Woodley and I find the elevators and wait beside a wall of grubby plate glass that gives us a view of the city center. The sky is thick with rain-heavy clouds and the streets are busy. Seagulls hover against the dark gray horizon. The contrast with the artificial brightness and quiet of the intensive care unit is a relief.

“Some mixed messages, back there,” Woodley says. I can see his face partially reflected in the glass.

“She’s out of her mind with grief.”

“You would be, wouldn’t you?”

I nod. I watch as the people on the street below begin to put up umbrellas and rain splatters against the window like hail.

On the way down in the elevator, we’re joined by a man in scrubs with a thousand-yard stare, a packet of cigarettes and a lighter in his hand.

Sometimes it’s hard not to let other people’s misery seep into your own bones.
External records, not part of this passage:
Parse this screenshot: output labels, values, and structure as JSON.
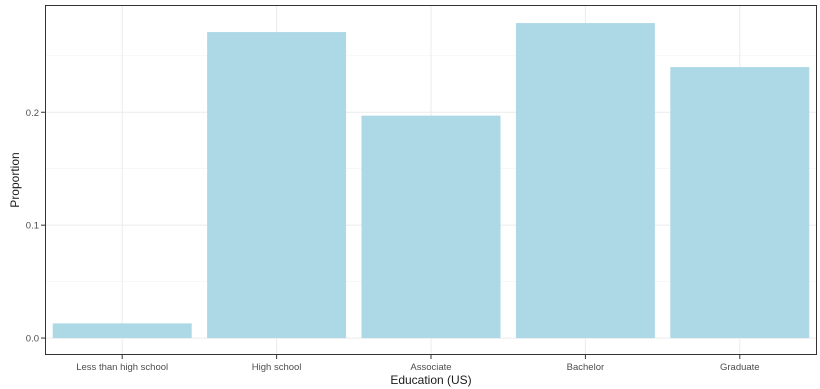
{
  "chart_data": {
    "type": "bar",
    "categories": [
      "Less than high school",
      "High school",
      "Associate",
      "Bachelor",
      "Graduate"
    ],
    "values": [
      0.013,
      0.271,
      0.197,
      0.279,
      0.24
    ],
    "xlabel": "Education (US)",
    "ylabel": "Proportion",
    "ylim": [
      -0.015,
      0.295
    ],
    "yticks": [
      0.0,
      0.1,
      0.2
    ],
    "ytick_labels": [
      "0.0",
      "0.1",
      "0.2"
    ],
    "bar_color": "#add8e6",
    "grid": true,
    "legend": "none"
  }
}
One thing I do know is that Noah Sadler’s situation will complicate the case. He’s not just any kid who’s gone out for larks or a bit of petty crime that’s gone terribly wrong. He’s a teenager who’s terminally ill. If nothing else, the cynic in me recognizes that this fact makes the case very newsworthy. The cancer automatically labels Noah Sadler a victim, and I want to make sure that doesn’t condemn his best friend without a fair examination of the evidence.
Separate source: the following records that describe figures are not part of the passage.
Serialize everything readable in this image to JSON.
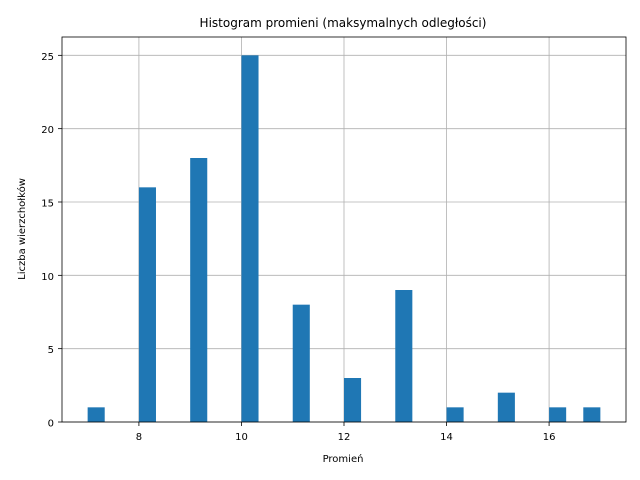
{
  "chart_data": {
    "type": "bar",
    "title": "Histogram promieni (maksymalnych odległości)",
    "xlabel": "Promień",
    "ylabel": "Liczba wierzchołków",
    "xlim": [
      6.5,
      17.5
    ],
    "ylim": [
      0,
      26.25
    ],
    "xticks": [
      8,
      10,
      12,
      14,
      16
    ],
    "yticks": [
      0,
      5,
      10,
      15,
      20,
      25
    ],
    "grid": true,
    "bar_color": "#1f77b4",
    "bins": [
      {
        "start": 7.0,
        "end": 7.333,
        "count": 1
      },
      {
        "start": 8.0,
        "end": 8.333,
        "count": 16
      },
      {
        "start": 9.0,
        "end": 9.333,
        "count": 18
      },
      {
        "start": 10.0,
        "end": 10.333,
        "count": 25
      },
      {
        "start": 11.0,
        "end": 11.333,
        "count": 8
      },
      {
        "start": 12.0,
        "end": 12.333,
        "count": 3
      },
      {
        "start": 13.0,
        "end": 13.333,
        "count": 9
      },
      {
        "start": 14.0,
        "end": 14.333,
        "count": 1
      },
      {
        "start": 15.0,
        "end": 15.333,
        "count": 2
      },
      {
        "start": 16.0,
        "end": 16.333,
        "count": 1
      },
      {
        "start": 16.667,
        "end": 17.0,
        "count": 1
      }
    ]
  }
}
“We need Abdi Mahad to speak,” I say.





Discreetly, in the corner of the bus where she’s tucked herself to minimize contact with the other passengers, Sofia thinks about the papers relating to Hartisheik camp that she saw in Ed Sadler’s office, and wonders why they were out. It’s a coincidence that’s hard to ignore. Abdi’s interest in their family’s life before he was born has been growing recently, so she wonders if he was questioning Mr. Sadler, asking things that he might not want to ask at home for fear of upsetting her or their parents.

To distract herself, she gets the iPad out of Abdi’s bag and clicks the home button.

It asks for a password. Sofia takes a gamble. She knows the password for the school laptop that Abdi has borrowed in the past is Medes followed by the academic year, so she tries that. It opens, but the battery is so dead that it won’t do anything else. She rummages in Abdi’s bag and finds a cable. She’ll charge it when she gets home.

She pulls out the papers that she scooped up and flicks through them. It’s hard to look at them properly on the bus, though, because they slip around on her knees.

She admires her brother’s perfect cursive handwriting, but from what she can see, the papers tell her nothing interesting. It’s just school stuff, a chemistry project so far as she can tell. She stuffs them back into the bag.

She looks out the window of the bus and thinks about the life she has in Bristol. She doesn’t usually dwell on her circumstances, preferring to get on with her studies and her life, but the last twenty-four hours has thrown things into focus.

Sofia’s generally a happy person. She knows that her family have none of the material advantages that a family like the Sadlers have, but she doesn’t mind, because she feels loved, and she remembers what true hardship felt like.

She understands why some of her peers feel conflicted about their immigrant identity—neither fully British nor fully Somali, but somewhere in between—but Sofia’s hard work at school and university has rewarded her richly, and she draws huge amounts of focus and strength from that. On a good day, she creates her identity from these positives. On a bad day, she lets her fear of being a target of hatred mute her actions and tear at the edges of her confidence, and this is a bad day. She wonders if she’s been complacent. Perhaps she should have listened to her fears more, instead of letting others reassure her. Perhaps it’s not possible to just get your head down and start a new life here in the way she and her family thought it was. Perhaps even if you do everything right, it can all go horribly wrong.